Since 1982 pennies have been made not of almost solid copper as before, but of 98% zinc with a thin coating of copper. The reason is economic; zinc is by far the cheaper metal.  The thin coating of copper is necessary so we don't confuse pennies with dimes; they're about the same size. Zinc was also used to make pennies during the Second World War when copper was needed for the war effort.  Those pennies were made of steel, with a zinc coating as a rust preventative.

Die Castings

Several parts of most cars, including carburetors, door handles, and fuel pumps, are die-cast parts made of zinc. Zinc is ideal for this purpose because it doesn't shrink upon solidification from the liquid state, so a true-dimension casting can be made.


About 20% zinc oxide is added to automobile tires to strengthen them and help in heat dissipation.

Pharmaceutical Products

Zinc is used in diaper-rash medicine, zit medicine, anti-itch creams and lotions (e.g., calamine lotion), and dandruff shampoo.


Vitamin Pills

Zinc is a necessary trace element in the human body.  Your immune system cannot operate properly without it, and you would quickly die of disease.  Most vitamin pills contain zinc as a mineral supplement.  One brand of pill (Centrum) states that it contains everything "from A to Zinc".   Zinc is also found in many foods like red meat and dairy products. 

Galvanized Metal

Iron or steel is commonly coated (galvanized) with zinc to prevent it from rusting. Trash cans, nails intended for outdoor use, guard rails along highways, chain-link fences, metal roofs, and gutters and downspouts are commonly made of galvanized steel.



Zinc oxide, a pure white powder, is the opacifier in much paint.  Without it the coverage would be poor because previous coats of paint would show through the new one.  The zinc oxide renders the paint almost completely opaque, even in thin films.



Zinc oxide is opaque not only to visible light but to ultraviolet light as well, and so makes an excellent sunblock.
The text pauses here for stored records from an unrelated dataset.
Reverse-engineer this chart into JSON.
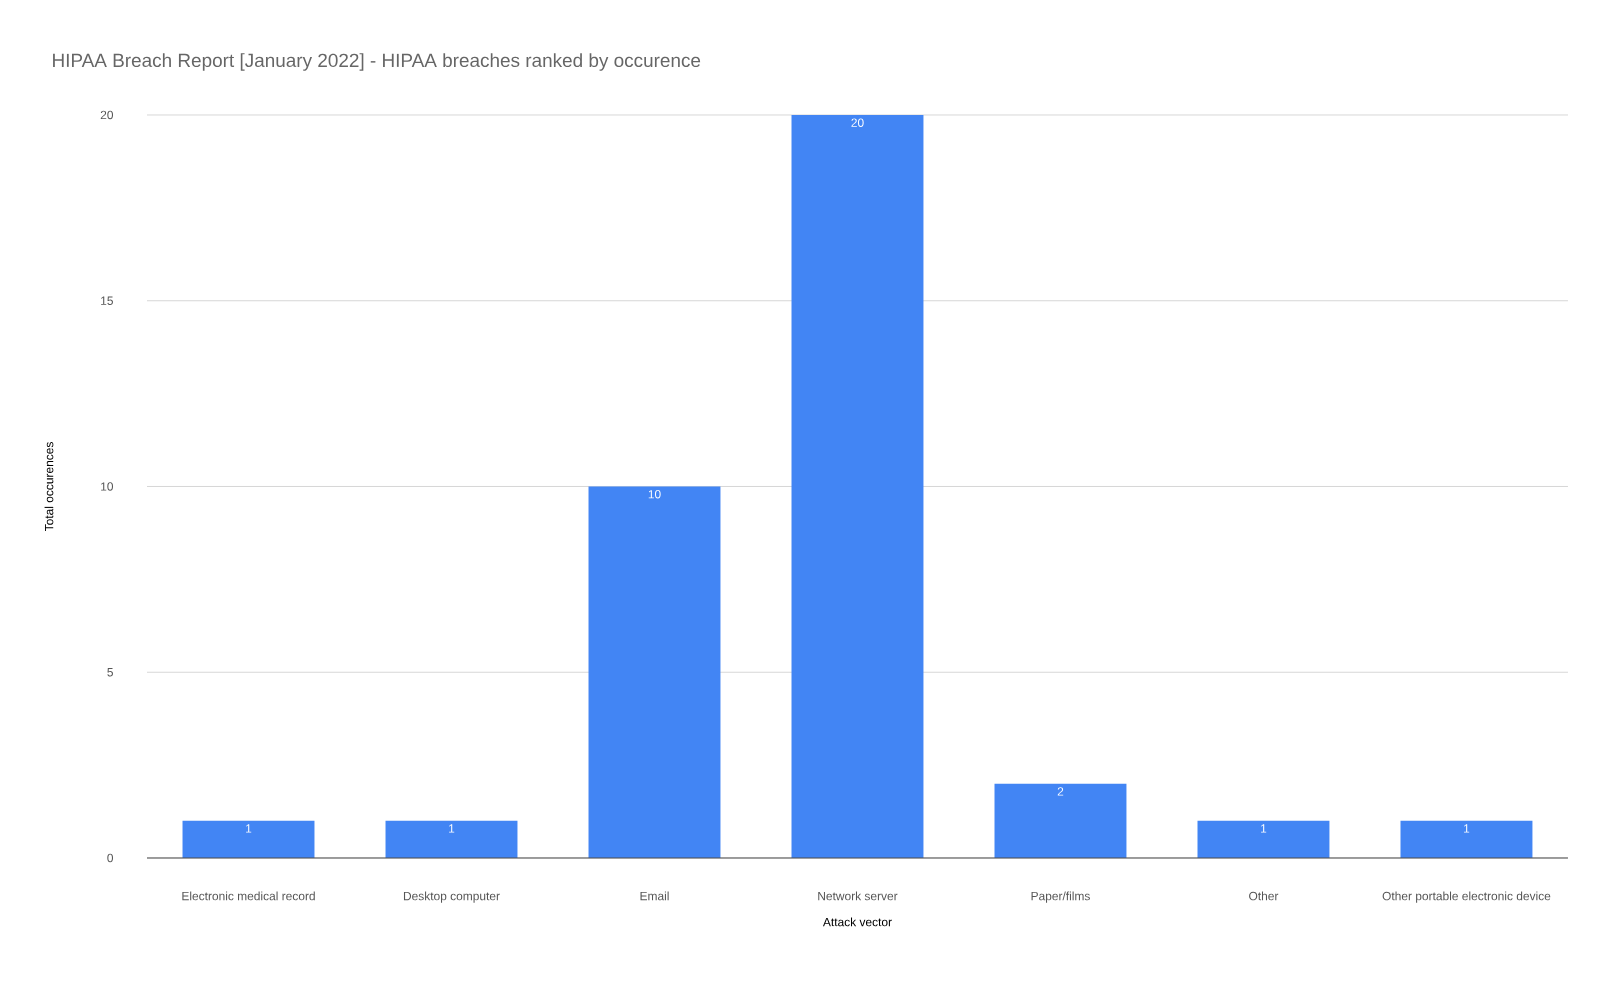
{
  "chart_data": {
    "type": "bar",
    "title": "HIPAA Breach Report [January 2022] - HIPAA breaches ranked by occurence",
    "xlabel": "Attack vector",
    "ylabel": "Total occurences",
    "categories": [
      "Electronic medical record",
      "Desktop computer",
      "Email",
      "Network server",
      "Paper/films",
      "Other",
      "Other portable electronic device"
    ],
    "values": [
      1,
      1,
      10,
      20,
      2,
      1,
      1
    ],
    "color": "#4285f4",
    "ylim": [
      0,
      20
    ],
    "yticks": [
      0,
      5,
      10,
      15,
      20
    ],
    "grid": "y",
    "data_labels": true
  }
}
If you see someone on the beach with a white nose, that's zinc oxide.





Brass, an alloy of copper and zinc, is stronger than both metals alone.  Brass is commonly used where strength is a factor, as in the casings for bullets, brass handrails in theaters and restaurants, brass valves in bathroom faucets, gears in clocks and watches, etc.  The attractive gold color of brass also lends it to many decorative uses in the home, such as lamps, door handles and locks, curtain rods, and lighting fixtures.  Any of you who play trumpet, trombone, or any other brass instrument in your school band or orchestra are using zinc as well.



Nearly all dry cells, such as the batteries used in flashlights, used to have zinc casings, and the zinc was necessary to the energy production.  Nowadays we have more powerful batteries, but inexpensive zinc batteries are still on the market

As you can see -- we use Zinc every single day!